# Growing Petite Pearl and Verona Growing



## CO_Grower (Oct 12, 2018)

Hello, I was looking to plant 10 or so Petite Pearl and Verona grapes this upcoming season. I'm curious what other people's experiences have been so for with these varieties. How long was their growing season to harvest? How many GDD to harvest? What was the brix and acid levels of the harvested grapes?

I have a spot I want to plant grapes that gets about 10 hours a day of sunlight....somewhat less in September/October. Knowing some parameters ahead of time may be useful to support my decision to use these varieties. I know success is driven by a lot of factors, especially soil and location, but I wanted to get a sense of the art of the possible before jumping right in.

The growing season here runs about 150-160 days between first and last frost. Soil testing checked a lot of the boxes for grape growing. My biggest concern is having enough sunlight available to ripen the grapes sufficiently and length of season. 

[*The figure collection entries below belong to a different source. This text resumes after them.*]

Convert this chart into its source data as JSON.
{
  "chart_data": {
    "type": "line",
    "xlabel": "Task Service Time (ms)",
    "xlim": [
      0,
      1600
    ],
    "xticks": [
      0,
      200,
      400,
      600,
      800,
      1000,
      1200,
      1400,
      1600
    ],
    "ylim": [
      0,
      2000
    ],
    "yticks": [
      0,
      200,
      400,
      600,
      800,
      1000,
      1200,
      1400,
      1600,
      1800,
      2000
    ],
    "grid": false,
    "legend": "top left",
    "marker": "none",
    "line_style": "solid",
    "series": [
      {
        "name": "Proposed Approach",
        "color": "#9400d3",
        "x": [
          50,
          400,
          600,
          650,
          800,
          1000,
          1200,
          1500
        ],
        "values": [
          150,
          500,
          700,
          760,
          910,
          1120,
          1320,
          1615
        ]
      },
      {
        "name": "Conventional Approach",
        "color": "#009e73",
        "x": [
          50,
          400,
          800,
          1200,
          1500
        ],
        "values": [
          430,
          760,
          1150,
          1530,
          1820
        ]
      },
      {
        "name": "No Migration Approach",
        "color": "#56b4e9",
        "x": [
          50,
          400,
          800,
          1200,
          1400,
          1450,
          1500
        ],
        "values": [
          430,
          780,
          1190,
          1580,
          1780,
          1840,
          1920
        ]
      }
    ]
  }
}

Crimson Pearl is also in consideration if available. I'm just not sure how much knowledge of this variety is out there just yet. T.P. 1-1-12 may be promising if/when it's released for sale.


----------



## treesaver (Oct 12, 2018)

I can't speak for petite pearl, but verona has hardly been out long enough for growers to be able to help you much. I had 26 vines that were two leaf being trained to trellis, when an airplane sprayed a pasture to the west of me. It outright killed three plants, and set the others back so bad, I am scared I'll lose somemore over winter. I had left a couple clusters on the most vigorous plants to play with, but pruned them off when they got sprayed. Maybe someone else had better luck! Lee


----------



## Masbustelo (Oct 12, 2018)

I have both PP and Verona. Next year will be the first year that anyone harvests Verona. Depending on the month I don't get more than ten hours of sun. For the most part grape growers East of the Mississippi had a horrible climactic year. Way to much rain. I harvested some PP last year that was 24 brix, 3.4 and .60 TA. I'm very pleased with that wine. This year mine got to 20 brix, and then tons of rain. You should have long enough of a season.


----------



## BigH (Oct 14, 2018)

Petite Pearl
* *2018: *23.2 brix, 3.35 pH. Harvested at 3127 GDD. 126 days from bud break to harvest
* *2017: *24.8 brix, 3.29 pH. Harvested at 2970 GDD. 141 days from bud break to harvest

My veronas are still babies
H


----------